What I wonder-- and I wonder this about a lot of other conditions which are not necessarily well-understood from an etiological/mechanistic standpoint...

maybe a subpopulation that shares underlying etiology DOES "recover/change" in some predictable ways during maturation.

It certainly happens in some other diagnoses which are about function rather than particular quantitative measurement of mechanism. Asthma, for example.

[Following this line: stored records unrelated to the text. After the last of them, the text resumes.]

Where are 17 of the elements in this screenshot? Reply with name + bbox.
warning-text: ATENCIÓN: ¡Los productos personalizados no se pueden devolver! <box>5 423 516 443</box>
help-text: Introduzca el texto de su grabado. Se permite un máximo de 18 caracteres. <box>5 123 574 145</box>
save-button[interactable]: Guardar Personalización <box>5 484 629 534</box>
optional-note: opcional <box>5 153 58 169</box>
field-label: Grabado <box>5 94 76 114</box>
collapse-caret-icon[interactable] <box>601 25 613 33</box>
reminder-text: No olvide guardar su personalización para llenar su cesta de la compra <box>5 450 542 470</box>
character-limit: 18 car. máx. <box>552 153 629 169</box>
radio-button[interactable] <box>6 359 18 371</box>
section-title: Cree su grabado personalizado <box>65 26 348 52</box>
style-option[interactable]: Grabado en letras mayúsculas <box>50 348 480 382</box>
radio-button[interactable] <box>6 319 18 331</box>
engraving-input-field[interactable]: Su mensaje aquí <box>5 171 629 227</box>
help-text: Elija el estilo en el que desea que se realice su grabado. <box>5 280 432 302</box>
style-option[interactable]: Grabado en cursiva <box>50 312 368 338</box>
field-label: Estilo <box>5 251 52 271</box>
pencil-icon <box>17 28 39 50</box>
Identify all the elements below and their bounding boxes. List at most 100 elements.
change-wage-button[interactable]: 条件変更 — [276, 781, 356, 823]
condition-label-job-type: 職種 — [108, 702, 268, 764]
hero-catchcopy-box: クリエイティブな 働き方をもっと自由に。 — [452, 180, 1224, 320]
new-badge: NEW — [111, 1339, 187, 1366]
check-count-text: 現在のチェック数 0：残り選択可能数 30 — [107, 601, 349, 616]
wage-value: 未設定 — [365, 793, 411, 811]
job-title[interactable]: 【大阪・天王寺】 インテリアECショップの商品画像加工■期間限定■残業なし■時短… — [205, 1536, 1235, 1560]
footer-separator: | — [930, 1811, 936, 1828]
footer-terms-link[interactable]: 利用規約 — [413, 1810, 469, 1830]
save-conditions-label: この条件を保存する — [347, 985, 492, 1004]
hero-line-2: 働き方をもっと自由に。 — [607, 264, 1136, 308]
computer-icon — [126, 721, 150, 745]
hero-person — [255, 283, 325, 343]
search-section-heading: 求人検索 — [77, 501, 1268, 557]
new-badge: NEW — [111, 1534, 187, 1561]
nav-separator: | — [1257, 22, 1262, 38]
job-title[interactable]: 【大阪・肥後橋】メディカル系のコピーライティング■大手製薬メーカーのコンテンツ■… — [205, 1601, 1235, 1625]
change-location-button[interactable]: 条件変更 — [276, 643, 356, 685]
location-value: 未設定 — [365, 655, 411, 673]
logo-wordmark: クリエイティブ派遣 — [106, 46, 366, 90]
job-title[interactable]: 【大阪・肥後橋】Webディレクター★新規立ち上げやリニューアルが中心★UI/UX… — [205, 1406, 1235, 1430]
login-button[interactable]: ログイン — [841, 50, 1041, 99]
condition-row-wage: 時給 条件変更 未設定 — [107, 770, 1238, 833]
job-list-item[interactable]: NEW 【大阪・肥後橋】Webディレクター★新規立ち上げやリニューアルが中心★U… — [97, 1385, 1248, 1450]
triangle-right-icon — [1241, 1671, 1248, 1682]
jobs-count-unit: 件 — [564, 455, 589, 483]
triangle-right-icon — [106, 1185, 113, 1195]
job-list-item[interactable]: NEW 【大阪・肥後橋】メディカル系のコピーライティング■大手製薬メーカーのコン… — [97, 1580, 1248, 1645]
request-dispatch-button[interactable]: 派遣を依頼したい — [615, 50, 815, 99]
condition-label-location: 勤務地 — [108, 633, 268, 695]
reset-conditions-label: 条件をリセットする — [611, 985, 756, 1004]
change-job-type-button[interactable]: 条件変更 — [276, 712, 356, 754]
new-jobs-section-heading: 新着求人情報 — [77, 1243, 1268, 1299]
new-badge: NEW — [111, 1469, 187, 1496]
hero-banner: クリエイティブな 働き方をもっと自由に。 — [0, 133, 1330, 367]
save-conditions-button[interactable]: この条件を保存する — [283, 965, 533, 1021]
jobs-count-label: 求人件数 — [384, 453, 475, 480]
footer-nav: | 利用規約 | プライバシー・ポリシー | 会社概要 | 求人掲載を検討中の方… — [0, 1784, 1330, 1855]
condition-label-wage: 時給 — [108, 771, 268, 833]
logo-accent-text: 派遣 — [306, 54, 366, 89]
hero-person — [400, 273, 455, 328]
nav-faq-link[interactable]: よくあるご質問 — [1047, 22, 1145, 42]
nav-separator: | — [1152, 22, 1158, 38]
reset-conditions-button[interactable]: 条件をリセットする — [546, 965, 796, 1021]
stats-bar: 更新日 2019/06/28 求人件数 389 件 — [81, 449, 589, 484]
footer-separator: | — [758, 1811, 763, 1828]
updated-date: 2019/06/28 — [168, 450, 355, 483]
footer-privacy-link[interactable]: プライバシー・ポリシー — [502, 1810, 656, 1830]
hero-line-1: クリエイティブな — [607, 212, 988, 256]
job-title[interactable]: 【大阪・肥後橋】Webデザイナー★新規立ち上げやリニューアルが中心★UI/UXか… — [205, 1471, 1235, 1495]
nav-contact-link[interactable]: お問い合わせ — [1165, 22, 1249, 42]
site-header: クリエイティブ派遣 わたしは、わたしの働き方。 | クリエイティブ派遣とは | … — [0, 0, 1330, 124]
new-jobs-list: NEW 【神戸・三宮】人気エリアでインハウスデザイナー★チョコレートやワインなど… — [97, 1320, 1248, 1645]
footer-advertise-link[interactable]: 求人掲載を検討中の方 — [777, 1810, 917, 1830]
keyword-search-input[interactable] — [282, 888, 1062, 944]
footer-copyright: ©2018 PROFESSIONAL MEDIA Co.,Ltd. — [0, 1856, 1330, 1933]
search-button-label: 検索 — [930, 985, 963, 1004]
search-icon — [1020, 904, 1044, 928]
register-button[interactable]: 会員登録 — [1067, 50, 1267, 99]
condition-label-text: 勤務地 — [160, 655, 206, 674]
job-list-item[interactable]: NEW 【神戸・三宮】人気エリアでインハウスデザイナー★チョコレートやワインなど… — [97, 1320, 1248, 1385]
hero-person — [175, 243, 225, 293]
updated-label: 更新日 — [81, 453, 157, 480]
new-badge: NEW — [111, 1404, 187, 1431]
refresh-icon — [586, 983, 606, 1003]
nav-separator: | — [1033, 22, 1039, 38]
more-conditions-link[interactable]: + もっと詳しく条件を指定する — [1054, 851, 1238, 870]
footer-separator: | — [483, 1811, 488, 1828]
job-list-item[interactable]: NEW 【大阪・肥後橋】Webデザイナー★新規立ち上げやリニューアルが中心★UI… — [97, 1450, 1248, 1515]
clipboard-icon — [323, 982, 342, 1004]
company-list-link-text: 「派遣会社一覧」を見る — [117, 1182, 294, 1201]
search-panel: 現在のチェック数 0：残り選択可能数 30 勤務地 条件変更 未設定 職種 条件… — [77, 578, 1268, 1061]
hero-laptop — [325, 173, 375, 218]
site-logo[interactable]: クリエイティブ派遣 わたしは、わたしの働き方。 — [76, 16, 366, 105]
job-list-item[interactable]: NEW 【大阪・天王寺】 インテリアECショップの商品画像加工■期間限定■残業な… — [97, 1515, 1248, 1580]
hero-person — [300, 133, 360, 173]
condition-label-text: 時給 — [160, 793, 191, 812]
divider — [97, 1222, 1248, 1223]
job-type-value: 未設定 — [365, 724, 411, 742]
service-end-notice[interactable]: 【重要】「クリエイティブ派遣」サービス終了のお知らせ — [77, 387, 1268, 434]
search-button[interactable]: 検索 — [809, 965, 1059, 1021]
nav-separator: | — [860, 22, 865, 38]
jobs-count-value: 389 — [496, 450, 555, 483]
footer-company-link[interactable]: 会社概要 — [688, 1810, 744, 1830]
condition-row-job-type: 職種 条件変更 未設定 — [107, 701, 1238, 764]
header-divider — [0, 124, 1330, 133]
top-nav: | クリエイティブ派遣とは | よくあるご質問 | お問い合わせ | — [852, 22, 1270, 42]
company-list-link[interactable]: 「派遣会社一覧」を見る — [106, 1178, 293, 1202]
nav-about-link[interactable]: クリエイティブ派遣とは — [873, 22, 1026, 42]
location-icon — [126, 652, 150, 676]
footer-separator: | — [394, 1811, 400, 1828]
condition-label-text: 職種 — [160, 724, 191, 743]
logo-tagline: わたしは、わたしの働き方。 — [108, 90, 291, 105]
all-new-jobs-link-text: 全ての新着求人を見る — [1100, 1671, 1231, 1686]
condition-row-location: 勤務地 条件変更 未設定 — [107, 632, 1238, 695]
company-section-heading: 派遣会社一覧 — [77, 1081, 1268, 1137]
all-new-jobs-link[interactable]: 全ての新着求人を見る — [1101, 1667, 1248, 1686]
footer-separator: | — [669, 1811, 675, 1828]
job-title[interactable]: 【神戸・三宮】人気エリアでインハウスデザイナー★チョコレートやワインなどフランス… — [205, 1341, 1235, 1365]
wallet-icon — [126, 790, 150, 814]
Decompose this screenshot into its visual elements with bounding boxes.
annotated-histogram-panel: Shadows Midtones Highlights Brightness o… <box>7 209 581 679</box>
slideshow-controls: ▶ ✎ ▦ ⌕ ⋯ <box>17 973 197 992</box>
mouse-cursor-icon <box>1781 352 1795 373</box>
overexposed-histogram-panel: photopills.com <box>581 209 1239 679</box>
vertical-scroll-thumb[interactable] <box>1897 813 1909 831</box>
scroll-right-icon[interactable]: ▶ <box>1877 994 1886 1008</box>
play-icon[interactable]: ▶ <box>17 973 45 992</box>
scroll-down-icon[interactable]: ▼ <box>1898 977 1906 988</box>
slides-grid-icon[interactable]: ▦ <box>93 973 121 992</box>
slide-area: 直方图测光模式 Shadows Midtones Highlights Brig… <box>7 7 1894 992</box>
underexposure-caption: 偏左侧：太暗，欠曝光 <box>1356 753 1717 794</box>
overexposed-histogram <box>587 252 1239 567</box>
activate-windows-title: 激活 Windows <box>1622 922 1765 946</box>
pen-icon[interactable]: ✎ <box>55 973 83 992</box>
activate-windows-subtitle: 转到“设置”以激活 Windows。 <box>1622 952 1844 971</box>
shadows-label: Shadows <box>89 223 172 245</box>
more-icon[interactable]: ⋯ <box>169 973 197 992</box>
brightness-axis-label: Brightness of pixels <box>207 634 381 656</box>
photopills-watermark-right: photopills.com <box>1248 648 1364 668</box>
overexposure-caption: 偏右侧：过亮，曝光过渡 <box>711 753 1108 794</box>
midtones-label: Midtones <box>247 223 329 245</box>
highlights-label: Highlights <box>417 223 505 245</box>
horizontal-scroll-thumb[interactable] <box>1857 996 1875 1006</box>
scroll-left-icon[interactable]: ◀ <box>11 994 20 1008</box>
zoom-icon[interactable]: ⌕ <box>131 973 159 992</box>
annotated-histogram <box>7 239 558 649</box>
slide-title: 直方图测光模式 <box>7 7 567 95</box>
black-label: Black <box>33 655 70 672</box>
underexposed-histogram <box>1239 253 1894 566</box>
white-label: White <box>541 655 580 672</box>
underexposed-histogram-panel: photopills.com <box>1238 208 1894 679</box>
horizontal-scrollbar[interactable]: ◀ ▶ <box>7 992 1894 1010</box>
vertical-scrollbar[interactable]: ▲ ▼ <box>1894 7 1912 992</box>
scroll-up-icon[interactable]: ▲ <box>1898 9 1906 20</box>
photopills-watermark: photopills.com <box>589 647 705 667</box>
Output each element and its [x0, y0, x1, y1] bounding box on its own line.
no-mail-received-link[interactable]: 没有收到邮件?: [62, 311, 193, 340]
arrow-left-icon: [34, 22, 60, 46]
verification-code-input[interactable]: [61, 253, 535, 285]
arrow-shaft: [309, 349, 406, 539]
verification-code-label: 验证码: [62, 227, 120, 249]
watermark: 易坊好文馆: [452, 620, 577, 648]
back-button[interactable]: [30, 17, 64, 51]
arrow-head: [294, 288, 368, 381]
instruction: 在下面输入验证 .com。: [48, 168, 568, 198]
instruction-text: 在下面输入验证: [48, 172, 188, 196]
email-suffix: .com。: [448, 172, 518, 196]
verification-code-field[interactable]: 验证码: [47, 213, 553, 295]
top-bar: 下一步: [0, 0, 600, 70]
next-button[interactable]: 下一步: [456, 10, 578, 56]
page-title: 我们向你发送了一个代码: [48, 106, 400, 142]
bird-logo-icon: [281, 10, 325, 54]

Why is it that SOME asthmatic children "grow out of" that asthma, while others worsen significantly during adolescence?


Most researchers in that field acknowledge that what we currently think of as "Asthma" is likely to actually be a collection of underlying causes which all result in narrowing of the airways ('asthma'). It's a symptom masquerading as a diagnosis, in other words.


I have done very little serious digging in the serious research literature surrounding ASD's, but more in that of ADD/ADHD, and the latter certainly bears the same hallmarks.

So it seems entirely plausible that some children "outgrow" whatever it was that was causing the symptoms of ASD. Too bad not enough is known for clinicians to accurately predict who they are yet. smile

All parents have now with these kinds of symptom-based umbrella diagnoses is "wait and see what happens during adolescence." We're doing it now with DD's asthma.


Schrödinger's cat walks into a bar. And doesn't.